Sometimes, the responsibility of dealing with burnout falls on the individual: trying to build ‘resilience’, engage in more self-care, and improving stress management.  Medical students are now trained on resilience; perhaps putting on onus more on the individual whilst not always fully acknowledging the responsibilities of the system.  Christina Maslach, after whom one of the most widely used scales of burnout is eponymously named, highlighted that burnout says more about the workplace than it does about its employees, is a sign of major dysfunction within an organisation, and that accountability for burnout should lie squarely with the organisation.1  Given that burnout is a sign of a floundering organisation, ‘treatment of burnout solely as a disease or failure of individual practitioners is unlikely to be effective…addressing burnout on an individual level will not be enough’.5  The discord between individual versus organisational approaches to burnout made me reflect on Rosie Marshall’s piece here on BJGP Life about her experiences of burnout, and how some doctors will need more than just a prescription and short course of CBT.
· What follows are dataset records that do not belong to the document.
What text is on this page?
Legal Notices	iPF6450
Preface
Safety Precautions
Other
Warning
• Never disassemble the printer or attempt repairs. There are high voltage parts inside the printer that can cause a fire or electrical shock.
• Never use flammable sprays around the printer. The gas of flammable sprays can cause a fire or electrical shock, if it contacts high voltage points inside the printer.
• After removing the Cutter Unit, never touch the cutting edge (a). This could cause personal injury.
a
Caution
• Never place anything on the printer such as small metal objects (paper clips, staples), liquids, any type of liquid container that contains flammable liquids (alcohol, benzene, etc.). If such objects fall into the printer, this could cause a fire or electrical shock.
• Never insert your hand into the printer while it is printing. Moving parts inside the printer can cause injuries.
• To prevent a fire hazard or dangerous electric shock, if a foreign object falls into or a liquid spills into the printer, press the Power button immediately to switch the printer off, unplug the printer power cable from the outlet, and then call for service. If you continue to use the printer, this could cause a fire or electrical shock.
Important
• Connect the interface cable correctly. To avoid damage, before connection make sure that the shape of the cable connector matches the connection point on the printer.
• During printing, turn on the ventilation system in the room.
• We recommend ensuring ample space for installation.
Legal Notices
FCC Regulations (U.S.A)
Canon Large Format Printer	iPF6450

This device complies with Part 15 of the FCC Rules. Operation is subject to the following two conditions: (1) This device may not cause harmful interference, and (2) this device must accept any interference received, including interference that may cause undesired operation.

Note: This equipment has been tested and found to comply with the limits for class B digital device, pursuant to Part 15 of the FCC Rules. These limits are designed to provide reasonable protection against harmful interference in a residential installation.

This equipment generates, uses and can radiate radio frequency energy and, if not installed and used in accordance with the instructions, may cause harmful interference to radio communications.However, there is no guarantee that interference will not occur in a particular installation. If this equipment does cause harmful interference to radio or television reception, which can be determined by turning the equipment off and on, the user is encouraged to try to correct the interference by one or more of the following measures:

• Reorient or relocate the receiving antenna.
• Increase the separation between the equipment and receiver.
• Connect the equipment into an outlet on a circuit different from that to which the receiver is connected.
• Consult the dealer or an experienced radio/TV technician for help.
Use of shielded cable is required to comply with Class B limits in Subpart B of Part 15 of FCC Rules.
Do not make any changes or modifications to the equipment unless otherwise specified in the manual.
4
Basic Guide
…burnout says more about the workplace than it does about its employees, is a sign of major dysfunction within an organisation…

Given the organisational impacts of burnout, including risks to patient safety, patient dissatisfaction and workforce losses, one might think that it makes sense to take an organisational approach alongside individual support.  Last year, in an ‘SOS’ for general practice, the RCGP outlined a five point plan to prevent GPs from burning out. The plan focusses mainly on organisational approaches including an increased GP workforce, reducing bureaucratic burden, improving recruitment of additional roles to general practice, improvements in infrastructure and making sure GPs have a meaningful input to integrated care systems (ICS).6   An organisational approach is difficult in a huge system like the NHS with frequent changes in the top leadership; there have been five different Health Secretaries in the past four years of government.  We could try to reduce organisational and occupational mediators of burnout at the practice level, such as reducing administrative load, providing a more supportive environment and reducing on-call and patient appointment load.3  Will this be realistically achievable in an increasingly pressured environment where a depleted workforce of GPs are now being asked to see patients within a two-week timeframe? With increasing pressures, targets and expectations, and a higher risk of workforce burnout, it seems that both patient, and physician safety remain at risk.

 

References

  1. Maslach CL, M.P. The Truth About Burnout: How Organizations Cause Personal Stress and What to Do About it. San Francisco: Jossey-Bass; 1997.
  2. Hodkinson A, Zhou A, Johnson J, Geraghty K, Riley R, Zhou A, et al. Associations of physician burnout with career engagement and quality of patient care: systematic review and meta-analysis. BMJ. 2022;378:e070442.
  3. Hall LH, Johnson J, Watt I, O’Connor DB. Association of GP wellbeing and burnout with patient safety in UK primary care: a cross-sectional survey. Br J Gen Pract. 2019;69(684):e507-e14.
  4. Harvey SB, Epstein RM, Glozier N, Petrie K, Strudwick J, Gayed A, et al. Mental illness and suicide among physicians. Lancet. 2021;398(10303):920-30.
  5. Epstein RM, Privitera MR. Doing something about physician burnout. Lancet. 2016;388(10057):2216-7.
  6. College sounds SOS for general practice – and calls for rescue plan [press release]. Royal College of General Practitioners, 29 July 2021.